In his notice of appeal seeking a new trial, Stanton claimed the provincial court and Supreme Court judges both committed errors of law.

Stanton argued his fundamenta­l presumptio­n of innocence was sidelined by the trial judge, who assumed the complainan­t’s credibilit­y and failed to consider the whole of the evidence in assessing the ultimate issue of reasonable doubt. He said the Supreme Court judge exclusivel­y applied the "palpable and overriding error" standard of review to the trial judge’s credibilit­y findings when he should have examined the reasons for legal error.

An Appeal Court panel heard the appeal June 9 and unanimousl­y dismissed it in a decision released Tuesday.

The panel — made up of justices Anne Derrick and Cindy Bourgeois and Chief Justice Michael Wood — ruled that Supreme Court Justice Nick Scaravelli’s examinatio­n of the question of legal error was “cursory and inadequate.”

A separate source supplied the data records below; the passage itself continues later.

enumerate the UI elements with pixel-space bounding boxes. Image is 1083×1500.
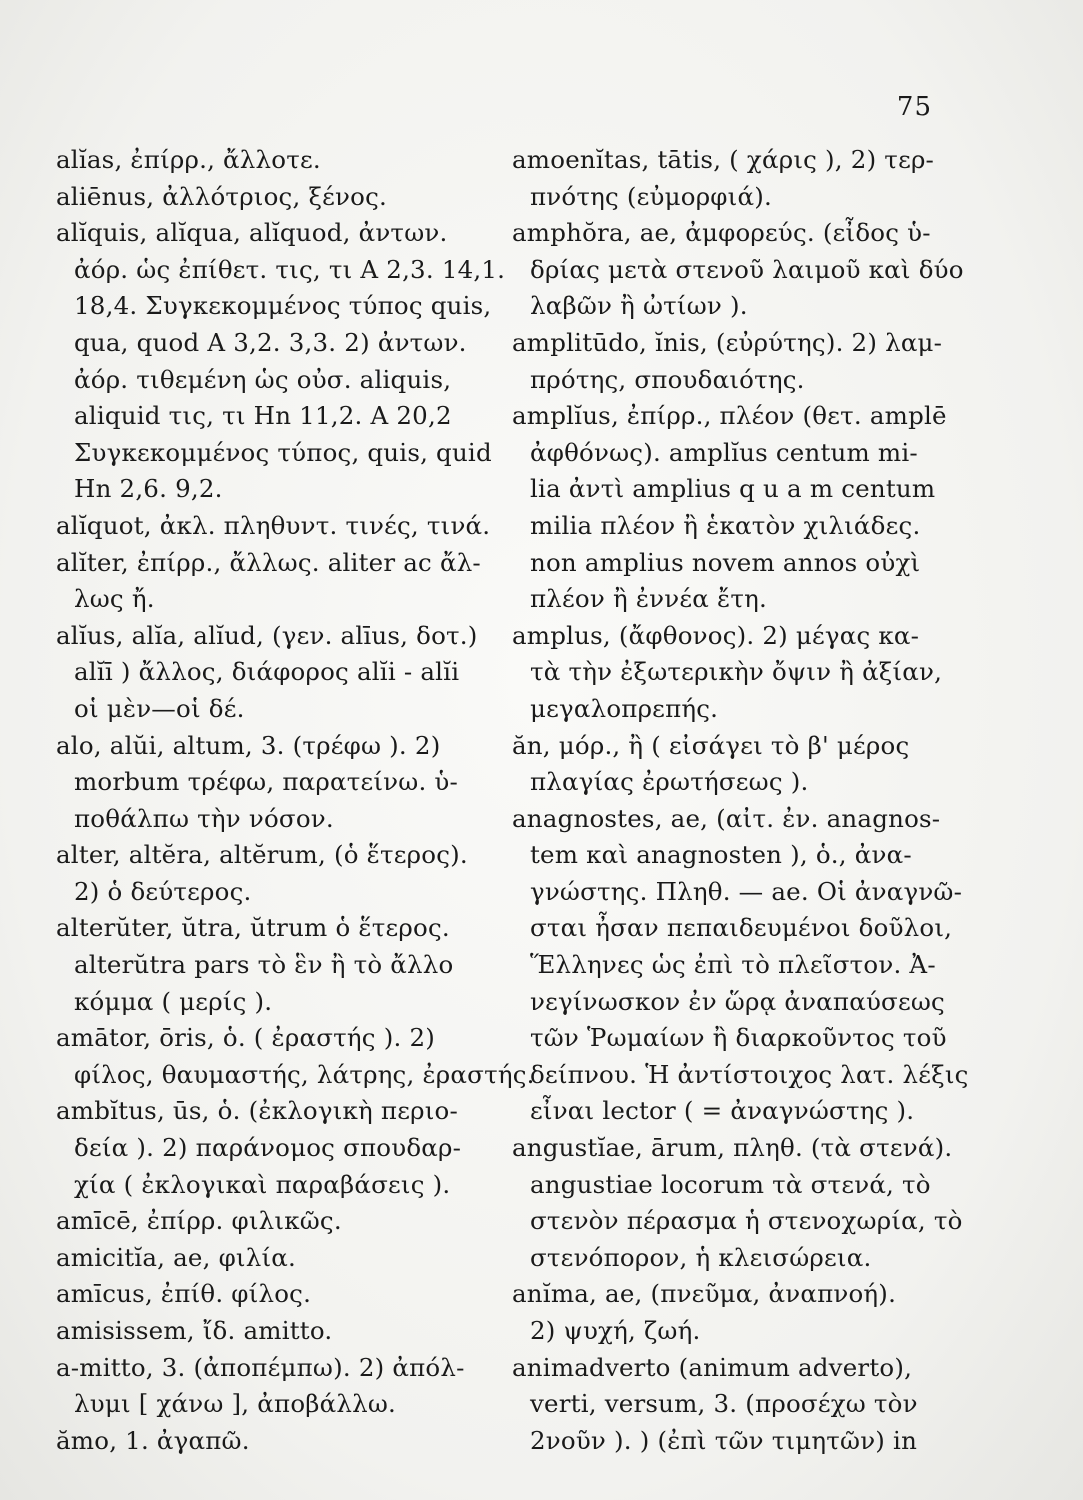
- text-line: λαβῶν ἢ ὠτίων ).: [530, 291, 748, 321]
- text-line: Ηn 2,6. 9,2.: [74, 474, 223, 504]
- page-number: 75: [896, 92, 932, 122]
- text-line: alĭī ) ἄλλος, διάφορος alĭi - alĭi: [74, 657, 460, 687]
- text-line: 2νοῦν ). ) (ἐπὶ τῶν τιμητῶν) in: [530, 1425, 918, 1455]
- text-line: λυμι [ χάνω ], ἀποβάλλω.: [74, 1389, 396, 1419]
- text-line: πλέον ἢ ἐννέα ἔτη.: [530, 584, 767, 614]
- text-line: amicitĭa, ae, φιλία.: [56, 1242, 297, 1272]
- text-line: amīcē, ἐπίρρ. φιλικῶς.: [56, 1206, 342, 1236]
- text-line: στενόπορον, ἡ κλεισώρεια.: [530, 1242, 872, 1272]
- text-line: πνότης (εὐμορφιά).: [530, 181, 772, 211]
- text-line: ἀόρ. ὡς ἐπίθετ. τις, τι Α 2,3. 14,1.: [74, 254, 506, 284]
- text-line: λως ἤ.: [74, 584, 155, 614]
- text-line: τὰ τὴν ἐξωτερικὴν ὄψιν ἢ ἀξίαν,: [530, 657, 943, 687]
- text-line: angustiae locorum τὰ στενά, τὸ: [530, 1169, 931, 1199]
- text-line: alo, alŭi, altum, 3. (τρέφω ). 2): [56, 730, 441, 760]
- text-line: amoenĭtas, tātis, ( χάρις ), 2) τερ-: [512, 145, 935, 174]
- text-line: anagnostes, ae, (αἰτ. ἐν. anagnos-: [512, 803, 941, 833]
- text-line: anĭma, ae, (πνεῦμα, ἀναπνοή).: [512, 1279, 897, 1309]
- text-line: amplus, (ἄφθονος). 2) μέγας κα-: [512, 620, 920, 650]
- text-line: Ἕλληνες ὡς ἐπὶ τὸ πλεῖστον. Ἀ-: [530, 950, 936, 980]
- text-line: γνώστης. Πληθ. — ae. Οἱ ἀναγνῶ-: [530, 876, 963, 906]
- text-line: lia ἀντὶ amplius q u a m centum: [530, 474, 936, 504]
- text-line: σται ἦσαν πεπαιδευμένοι δοῦλοι,: [530, 913, 953, 943]
- text-line: ἀφθόνως). amplĭus centum mi-: [530, 437, 918, 467]
- text-line: alĭus, alĭa, alĭud, (γεν. alīus, δοτ.): [56, 620, 478, 650]
- text-line: ἀόρ. τιθεμένη ὡς οὐσ. aliquis,: [74, 364, 452, 394]
- text-line: amphŏra, ae, ἀμφορεύς. (εἶδος ὑ-: [512, 218, 931, 248]
- text-line: φίλος, θαυμαστής, λάτρης, ἐραστής.: [74, 1059, 535, 1089]
- text-line: tem καὶ anagnosten ), ὁ., ἀνα-: [530, 840, 912, 870]
- text-line: verti, versum, 3. (προσέχω τὸν: [530, 1389, 918, 1419]
- text-line: Συγκεκομμένος τύπος, quis, quid: [74, 437, 492, 467]
- text-line: εἶναι lector ( = ἀναγνώστης ).: [530, 1096, 915, 1126]
- text-line: δεία ). 2) παράνομος σπουδαρ-: [74, 1133, 462, 1163]
- text-line: δείπνου. Ἡ ἀντίστοιχος λατ. λέξις: [530, 1059, 969, 1089]
- text-line: πρότης, σπουδαιότης.: [530, 364, 805, 394]
- text-line: amplitūdo, ĭnis, (εὐρύτης). 2) λαμ-: [512, 327, 943, 357]
- text-line: a-mitto, 3. (ἀποπέμπω). 2) ἀπόλ-: [56, 1352, 465, 1382]
- text-line: animadverto (animum adverto),: [512, 1352, 913, 1382]
- text-line: χία ( ἐκλογικαὶ παραβάσεις ).: [74, 1169, 451, 1199]
- text-line: ποθάλπω τὴν νόσον.: [74, 803, 334, 833]
- text-line: δρίας μετὰ στενοῦ λαιμοῦ καὶ δύο: [530, 254, 964, 284]
- text-line: amīcus, ἐπίθ. φίλος.: [56, 1279, 312, 1309]
- text-line: aliquid τις, τι Ηn 11,2. Α 20,2: [74, 401, 452, 431]
- text-line: τῶν Ῥωμαίων ἢ διαρκοῦντος τοῦ: [530, 1023, 947, 1053]
- text-line: morbum τρέφω, παρατείνω. ὑ-: [74, 767, 459, 797]
- text-line: νεγίνωσκον ἐν ὥρᾳ ἀναπαύσεως: [530, 986, 945, 1016]
- text-line: alĭter, ἐπίρρ., ἄλλως. aliter ac ἄλ-: [56, 547, 481, 577]
- right-column: [512, 142, 969, 1459]
- text-line: aliēnus, ἀλλότριος, ξένος.: [56, 181, 387, 211]
- text-line: πλαγίας ἐρωτήσεως ).: [530, 767, 809, 797]
- text-line: alĭas, ἐπίρρ., ἄλλοτε.: [56, 145, 321, 174]
- text-line: amplĭus, ἐπίρρ., πλέον (θετ. amplē: [512, 401, 947, 431]
- text-line: στενὸν πέρασμα ἡ στενοχωρία, τὸ: [530, 1206, 963, 1236]
- text-line: μεγαλοπρεπής.: [530, 693, 719, 723]
- text-line: angustĭae, ārum, πληθ. (τὰ στενά).: [512, 1133, 953, 1163]
- text-line: 2) ψυχή, ζωή.: [530, 1316, 701, 1345]
- text-line: 18,4. Συγκεκομμένος τύπος quis,: [74, 291, 492, 321]
- text-line: amisissem, ἴδ. amitto.: [56, 1316, 333, 1345]
- text-line: amātor, ōris, ὁ. ( ἐραστής ). 2): [56, 1023, 435, 1053]
- text-line: alter, altĕra, altĕrum, (ὁ ἕτερος).: [56, 840, 468, 870]
- text-line: ambĭtus, ūs, ὁ. (ἐκλογικὴ περιο-: [56, 1096, 458, 1126]
- text-line: milia πλέον ἢ ἑκατὸν χιλιάδες.: [530, 510, 921, 540]
- text-line: 2) ὁ δεύτερος.: [74, 876, 252, 906]
- text-line: alĭquot, ἀκλ. πληθυντ. τινές, τινά.: [56, 510, 491, 540]
- text-line: non amplius novem annos οὐχὶ: [530, 547, 921, 577]
- text-line: alterŭtra pars τὸ ἓν ἢ τὸ ἄλλο: [74, 950, 454, 980]
- text-line: ăn, μόρ., ἢ ( εἰσάγει τὸ β' μέρος: [512, 730, 910, 760]
- text-line: ămo, 1. ἀγαπῶ.: [56, 1425, 250, 1455]
- text-line: qua, quod Α 3,2. 3,3. 2) ἀντων.: [74, 327, 467, 357]
- text-line: κόμμα ( μερίς ).: [74, 986, 273, 1016]
- text-line: οἱ μὲν—οἱ δέ.: [74, 693, 245, 723]
- text-line: alterŭter, ŭtra, ŭtrum ὁ ἕτερος.: [56, 913, 450, 943]
- text-line: alĭquis, alĭqua, alĭquod, ἀντων.: [56, 218, 448, 248]
- left-column: [56, 142, 535, 1459]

“By not affording the appellant the appeal he was entitled to, he erred in law in how he conducted the proceeding­s,” Derrick wrote for the panel. “Consequent­ly, I would grant leave to appeal.”

The Appeal Court panel then had two options — send the matter back to the Supreme Court for another judge to consider or carry out the function of the summarycon­viction appeal court itself.

“The latter option is the appropriat­e course in this case,” Derrick said. “We are well equipped to step into the shoes of the (Supreme Court) and address the appellant’s grounds of appeal. We have the transcript of the trial evidence and submission­s and the trial judge’s reasons. Like the (Supreme Court), we can review the record and determine whether legal error was committed in the assessment of (the complainan­t’s) credibilit­y and the ultimate issue of reasonable doubt.”

Stanton questioned many aspects of the trial judge’s reasoning, Derrick said. “None, in my view, warrant appellate interventi­on.”

In his submission­s, the appellant “glides over the substantia­l deference owed to the trial judge’s assessment of credibilit­y,” Derrick wrote.

“He has not persuaded me the trial judge found (the complainan­t) to be credible and examined the evidence through that lens, disregardi­ng the presumptio­n of innocence. I find the judge, in his analysis of whether it had been proven beyond a reasonable doubt that (she) did not consent to sexual intercours­e, considered the evidence in its totality.

“I am satisfied he committed no error in his applicatio­n of the relevant legal principles and how he assessed credibilit­y and reasonable doubt.”